Work at scale: I was lucky to work with teams on applications servicing billions of devices, and on the global infrastructure that supported those applications and exabyte-scale storage they needed.

Face failure: Even in a culture of candid debate, failures happen. Communicating with customers, learning lessons, and pulling together to figure out how to make sure those failures never happen again are top priorities.

Stay curious and keep an eye on the competition: There’s no room for not invented here in a successful organization. It’s up to product managers to know their competition and the broader landscape in which they’re operating, and regularly distill and share that context with the entire team. And when you’re thinking you’re ahead of the competition, look for ways to challenge yourself and question your assumptions.

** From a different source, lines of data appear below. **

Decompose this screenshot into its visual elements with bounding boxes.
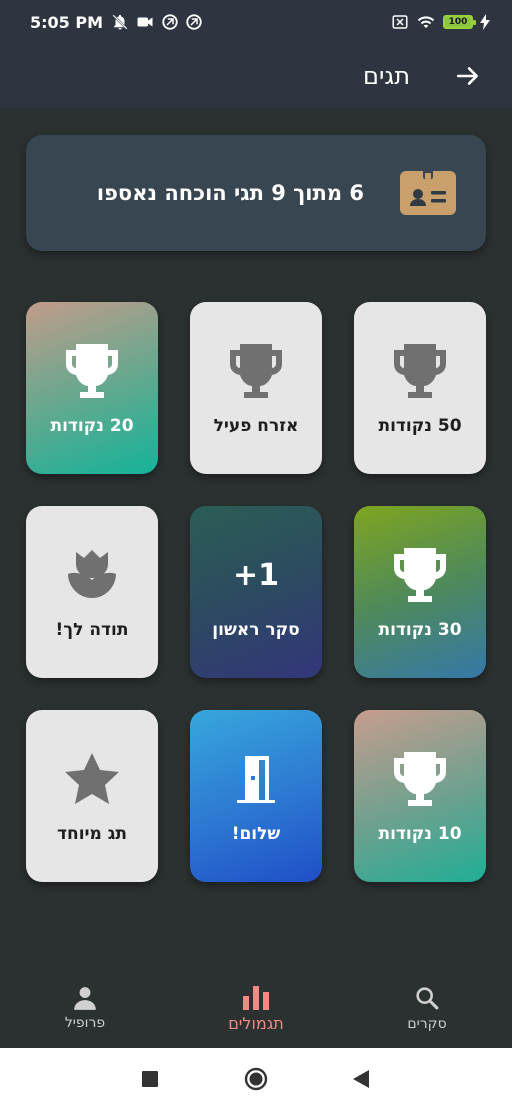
star-icon [26,746,158,812]
plus-one-text: +1 [232,557,279,593]
trophy-icon [354,746,486,812]
badge-first-survey[interactable]: +1 סקר ראשון [190,506,322,678]
trophy-icon [354,542,486,608]
back-nav-button[interactable] [346,1064,376,1094]
plus-one-icon: +1 [190,542,322,608]
badge-10-points[interactable]: 10 נקודות [354,710,486,882]
badge-label: 20 נקודות [50,416,134,436]
bar-chart-icon [243,985,269,1010]
badge-50-points[interactable]: 50 נקודות [354,302,486,474]
badge-thank-you[interactable]: תודה לך! [26,506,158,678]
circle-icon [244,1067,268,1091]
badge-label: סקר ראשון [212,620,300,640]
badge-label: אזרח פעיל [213,416,299,436]
nav-label-profile: פרופיל [64,1015,106,1031]
badge-special[interactable]: תג מיוחד [26,710,158,882]
badge-hello[interactable]: שלום! [190,710,322,882]
badge-grid: 50 נקודות אזרח פעיל 20 נקודות 30 נקודות … [0,0,512,900]
badge-20-points[interactable]: 20 נקודות [26,302,158,474]
square-icon [142,1071,158,1087]
nav-label-surveys: סקרים [407,1016,447,1032]
home-button[interactable] [241,1064,271,1094]
door-icon [190,746,322,812]
person-icon [74,987,96,1010]
badge-label: 10 נקודות [378,824,462,844]
search-icon [416,987,439,1010]
badge-30-points[interactable]: 30 נקודות [354,506,486,678]
badge-label: שלום! [231,824,281,844]
nav-item-rewards[interactable]: תגמולים [171,968,341,1048]
nav-item-surveys[interactable]: סקרים [342,968,512,1048]
bottom-nav: סקרים תגמולים פרופיל [0,968,512,1048]
trophy-icon [26,338,158,404]
badge-active-citizen[interactable]: אזרח פעיל [190,302,322,474]
badge-label: 50 נקודות [378,416,462,436]
trophy-icon [190,338,322,404]
trophy-icon [354,338,486,404]
badge-label: תודה לך! [55,620,129,640]
recent-apps-button[interactable] [135,1064,165,1094]
badge-label: תג מיוחד [57,824,127,844]
triangle-back-icon [353,1070,369,1088]
badge-label: 30 נקודות [378,620,462,640]
nav-label-rewards: תגמולים [228,1013,284,1033]
system-nav-bar [0,1048,512,1110]
nav-item-profile[interactable]: פרופיל [0,968,170,1048]
tulip-icon [26,542,158,608]
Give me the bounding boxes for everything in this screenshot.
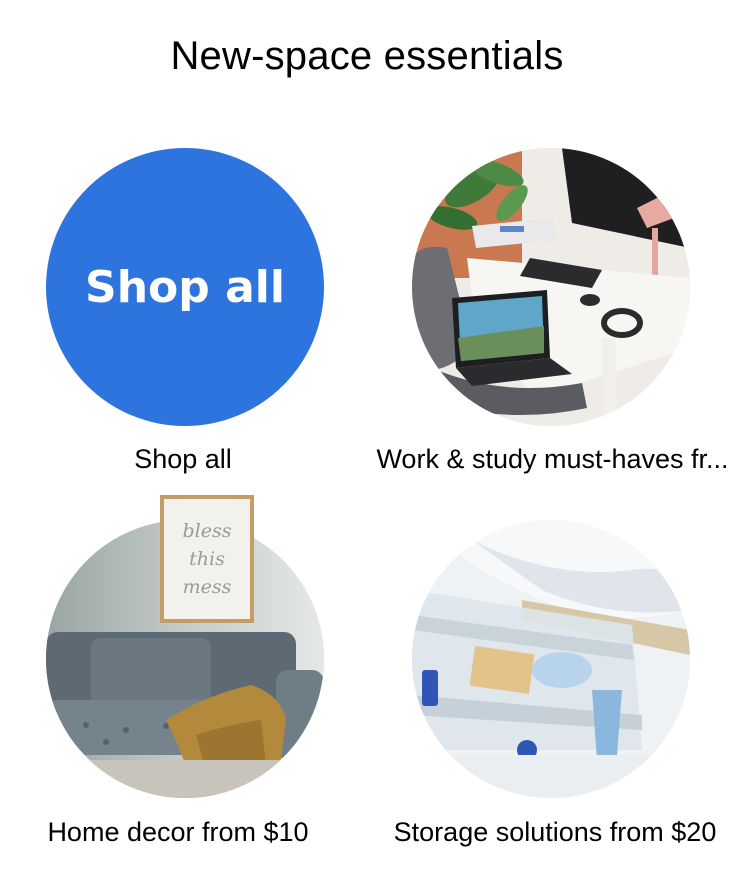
page: New-space essentials Shop all Shop all W…	[0, 0, 734, 878]
category-grid: Shop all Shop all Work & study must-have…	[0, 0, 734, 878]
frame-text-line-3: mess	[182, 576, 232, 598]
desk-workspace-image[interactable]	[412, 148, 690, 426]
tile-work-study[interactable]: Work & study must-haves fr...	[376, 130, 734, 490]
tile-home-decor[interactable]: bless this mess Home decor from $10	[18, 490, 348, 850]
shop-all-circle-text: Shop all	[85, 261, 285, 313]
tile-label-storage[interactable]: Storage solutions from $20	[370, 817, 734, 848]
shop-all-circle[interactable]: Shop all	[46, 148, 324, 426]
tile-storage[interactable]: Storage solutions from $20	[385, 490, 734, 850]
tile-label-work-study[interactable]: Work & study must-haves fr...	[375, 444, 730, 475]
storage-bins-illustration	[412, 520, 690, 798]
tile-label-home-decor[interactable]: Home decor from $10	[8, 817, 348, 848]
underbed-storage-image[interactable]	[412, 520, 690, 798]
framed-print: bless this mess	[160, 495, 254, 623]
desk-workspace-illustration	[412, 148, 690, 426]
frame-text-line-2: this	[189, 548, 225, 570]
frame-text-line-1: bless	[182, 520, 232, 542]
tile-shop-all[interactable]: Shop all Shop all	[18, 130, 348, 490]
tile-label-shop-all[interactable]: Shop all	[18, 444, 348, 475]
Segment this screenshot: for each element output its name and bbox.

Build a wonderful team: I’m tremendously happy to have built a team of engineers, product managers, editors, designers, and PgMs at Joyent. And just as happy to have worked with an even larger team of engineers, ops, support, marketing, and sales (and HR, and finance, and G&A, and…). Everybody worked tirelessly to get us to the acquisition, and then even more tirelessly to scale up and integrate our largest customer.

Shape and represent the company, its products, and its vision: I enjoyed the opportunity to drive the long-term vision of the company and its roadmap but finding ways to represent that vision was a real joy. My thought leadership talks on Everything We Need to Know About DevOps We Learned From Sci-Fi Movies and Lies We Tell Our Code were just two of the dozens of talks I’ve been privileged to do.

Listen to customers: Always be listening everywhere, but time and conversations with customers are critical to developing and validating an understanding of what works, what doesn’t, and what might work for your products. Be on the lookout for the faster horses problem/opportunity, ask the right questions, and listen carefully to criticism.